By Andrew Soboeiro
When most people picture deportations, they imagine ICE and other Federal agencies rounding up immigrants and sending them out of the country. But ICE lacks the numbers to do much deporting on its own, and thus needs to enlist the cooperation of local law enforcement agencies. The Charlotte-Mecklenburg Police Department in North Carolina is one such agency. Despite having an official policy that forbids asking arrestees about their immigration status, the Charlotte police participate in an ICE program that gathers data on all immigrants they arrest. This controversial policy has led to hundreds of deportations, and recently came under fire for creating a rift between Charlotte police officers and the people they protect.
Guide to 287(g)
Section 287(g) is a program that encourages local police to share data on immigrants they apprehend. Authorized under the Illegal Immigration Reform and Immigrant Responsibility Act of 1996, it lets Federal immigration officials delegate authority to local law enforcement agencies. The Charlotte-Mecklenburg Police Department has participated in this program since 2006. Whenever it arrests someone, it asks them if they are a US citizen and if they were born in the United States. If it finds evidence they are undocumented, it detains them and contacts Federal authorities. The Charlotte police have processed more than 15,000 people in this way and deported hundreds; in 2017 alone, it put 288 people on the path to deportation.

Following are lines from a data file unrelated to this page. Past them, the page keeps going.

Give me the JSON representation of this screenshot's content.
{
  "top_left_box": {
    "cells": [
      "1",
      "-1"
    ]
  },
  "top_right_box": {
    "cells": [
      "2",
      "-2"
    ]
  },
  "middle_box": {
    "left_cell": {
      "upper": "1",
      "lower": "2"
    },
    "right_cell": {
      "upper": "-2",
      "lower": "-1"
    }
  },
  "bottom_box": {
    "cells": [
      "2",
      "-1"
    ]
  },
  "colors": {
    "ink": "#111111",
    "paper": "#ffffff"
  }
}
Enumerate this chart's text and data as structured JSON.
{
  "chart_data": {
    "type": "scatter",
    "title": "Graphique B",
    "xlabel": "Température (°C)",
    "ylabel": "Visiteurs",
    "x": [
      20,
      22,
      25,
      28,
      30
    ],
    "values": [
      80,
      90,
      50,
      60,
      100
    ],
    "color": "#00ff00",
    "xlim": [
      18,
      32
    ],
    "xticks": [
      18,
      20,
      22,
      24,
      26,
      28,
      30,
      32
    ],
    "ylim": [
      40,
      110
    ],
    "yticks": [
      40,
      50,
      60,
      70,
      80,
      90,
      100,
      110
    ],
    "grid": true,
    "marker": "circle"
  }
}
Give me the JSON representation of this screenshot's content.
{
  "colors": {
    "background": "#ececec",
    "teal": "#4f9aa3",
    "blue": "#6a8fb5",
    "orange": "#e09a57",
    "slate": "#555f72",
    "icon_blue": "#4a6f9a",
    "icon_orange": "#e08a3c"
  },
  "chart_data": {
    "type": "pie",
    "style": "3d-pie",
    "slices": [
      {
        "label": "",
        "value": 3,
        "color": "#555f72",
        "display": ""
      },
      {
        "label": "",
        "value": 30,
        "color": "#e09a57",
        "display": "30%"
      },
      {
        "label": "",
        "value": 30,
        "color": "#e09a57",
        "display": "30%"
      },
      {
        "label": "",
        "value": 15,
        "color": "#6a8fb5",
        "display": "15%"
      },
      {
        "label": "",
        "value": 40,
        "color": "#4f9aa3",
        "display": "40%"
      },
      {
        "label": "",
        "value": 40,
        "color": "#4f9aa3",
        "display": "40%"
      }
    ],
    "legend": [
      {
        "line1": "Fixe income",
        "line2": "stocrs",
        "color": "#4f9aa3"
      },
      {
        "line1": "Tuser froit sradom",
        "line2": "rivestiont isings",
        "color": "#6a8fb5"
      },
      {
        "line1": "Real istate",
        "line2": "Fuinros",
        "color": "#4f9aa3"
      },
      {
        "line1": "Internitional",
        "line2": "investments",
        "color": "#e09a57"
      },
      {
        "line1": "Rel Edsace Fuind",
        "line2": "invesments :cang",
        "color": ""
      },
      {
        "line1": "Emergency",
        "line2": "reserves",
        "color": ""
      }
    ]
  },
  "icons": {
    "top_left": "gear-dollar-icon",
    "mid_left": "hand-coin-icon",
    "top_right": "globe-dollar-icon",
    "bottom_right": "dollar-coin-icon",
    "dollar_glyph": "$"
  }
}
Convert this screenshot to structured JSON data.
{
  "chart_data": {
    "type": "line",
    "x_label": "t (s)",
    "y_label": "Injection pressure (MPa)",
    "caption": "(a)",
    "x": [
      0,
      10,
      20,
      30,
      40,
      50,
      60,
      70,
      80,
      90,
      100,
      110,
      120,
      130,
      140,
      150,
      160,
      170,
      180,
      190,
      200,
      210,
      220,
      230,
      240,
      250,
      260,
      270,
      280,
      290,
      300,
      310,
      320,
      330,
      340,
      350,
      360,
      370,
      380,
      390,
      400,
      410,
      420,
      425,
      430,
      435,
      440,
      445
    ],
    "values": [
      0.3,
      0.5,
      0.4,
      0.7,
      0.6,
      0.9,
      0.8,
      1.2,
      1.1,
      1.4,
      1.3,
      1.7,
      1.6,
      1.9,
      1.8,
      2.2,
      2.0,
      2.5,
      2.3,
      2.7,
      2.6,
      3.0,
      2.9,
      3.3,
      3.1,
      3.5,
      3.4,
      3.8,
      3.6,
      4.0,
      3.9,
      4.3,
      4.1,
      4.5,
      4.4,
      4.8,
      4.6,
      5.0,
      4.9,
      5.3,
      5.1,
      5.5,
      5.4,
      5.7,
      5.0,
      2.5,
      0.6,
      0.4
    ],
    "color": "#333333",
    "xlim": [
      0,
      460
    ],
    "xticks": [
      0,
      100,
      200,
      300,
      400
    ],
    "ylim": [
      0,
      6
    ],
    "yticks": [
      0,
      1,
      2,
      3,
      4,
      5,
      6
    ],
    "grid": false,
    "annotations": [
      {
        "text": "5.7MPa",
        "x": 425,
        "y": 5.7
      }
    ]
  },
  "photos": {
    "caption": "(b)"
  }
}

Charlotte’s participation in 287(g) was controversial from the start, but it has attracted particularly strong criticism lately. In light of ICE’s recent raids and the broader anti-immigrant attitude of the Trump Administration, many Charlotteans have argued that their city should not be participating in this initiative. Critics claim it makes immigrants unwilling to cooperate with the police, thereby undermining public safety. Many also believe it violates due process and encourages unfair treatment of arrestees, pointing out that even teenage immigrants have been detained for months as a result of this program.
Despite these negative effects, 287(g) still has its defenders, including Mecklenburg County Sheriff Irwin Carmichael. He believes that the program helps police identify dangerous fugitives who would otherwise fly under the radar. Carmichael is also skeptical of the claim that 287(g) prevents the community from trusting and cooperating with law enforcement, pointing out that local police chiefs have not reported any such problems. Overall, he thinks Charlotte has gained far more than it has lost by cooperating with ICE.
A Choice for Charlotte
Although city council members and other authorities have criticized 287(g), only the Mecklenburg County Sheriff has the authority to end it. Thus as long as Carmichael holds this title, Charlotte will remain in the program. But Charlotteans have the opportunity to vote him out this May. Carmichael is a Democrat, and both of his rivals in the Democratic primary oppose the program. If Democrats unify around one of these candidates in May and then turn out for them in the general election this fall, they can stop this divisive program and reestablish Charlotte’s support for immigrant rights.